Product Description
A historical non-fiction account of the 117th Pennsylvania volunteer regiment in the American Civil War of 1861 to 1865. This is the regimental history of the unit much better known as the 13th Pennsylvania Cavalry. This is the first regimental history of the Thirteenth Pennsylvania Cavalry, also known as the 117th Regiment of Pennsylvania Volunteers. This is not a tale of the romance of war and the women they left behind. It is about men who become bored with routine camp life and freezing nights in tents without heat. Men who learn first to care for the horse and then for themselves. Men who learn to be accustomed to hunger and sickness and death, long before fighting their first battle!
When the first bullets fly they react as men could be expected to react. Confused and led by some men who may not have understood the new way of war, the outcome of the first encounter is predictable. Later, in one of the lesser-known battles of the Gettysburg Campaign, the regiment is ordered in front of enemy artillery during a midnight ambush and suffers casualties of almost half the regiment. But they learn, and they prevail, and when Grant turned the Union army into the Wilderness in 1864 the regiment knew what they had to do. And they did it well, serving with Gregg, Sheridan, Custer, Hancock, and others. When Grant asked for "One Good Regiment" of cavalry for an assignment, the Thirteenth was chosen.

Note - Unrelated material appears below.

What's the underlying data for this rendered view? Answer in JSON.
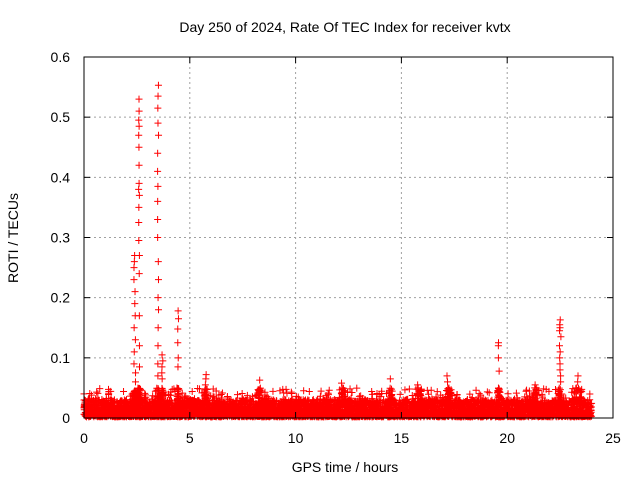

Using letters, diaries, photos, and official correspondence, some of which are published here for the first time, the author traces the lives of cavalrymen at war. With brutal honesty, humor, and humanity, the men struggle to survive sickness as well as the hail of bullets and cannonballs. They'll tell you how they felt about the life they lived, and the bond with their friends and fellow soldiers that they were dying for.
About the Author
Harold "Sonny" Hand was born in New Jersey in 1952, where he attended local schools and played in local bands until his musical inclinations delivered him to the Berklee College of Music in Boston, Massachussetts. From 1970 until the present time he has played drums and percussion in every style of music imaginable, including nightclubs, casinos, percussion ensembles, jazz, rock, and country & western. He has taught drums and percussion privately and in studios since 1972, and spent seven years on the faculty of Atlantic Community College in Mays Landing, New Jersey. Leaving the family construction business in 1983 he was employed by a Fortune 500 corporation, transferring to Northern Nevada in 1991. Sonny continues teaching and performing music in Nevada, and is a percussionist in the Ruby Mountain Symphony Orchestra. Since 1990, Sonny has been a Civil War reenactor and living historian, bringing hands-on Civil War education to the general public and into elementary and high school classrooms. Reenacting battles and encampments has helped the author to understand more accurately the life of the Civil War soldier, as well as ensuring a more authentic regimental history of the 13 th Pennsylvania Cavalry. The author currently lives in Spring Creek, Nevada, with his wife Jacqueline and their son Jonathan, who was born in 1992.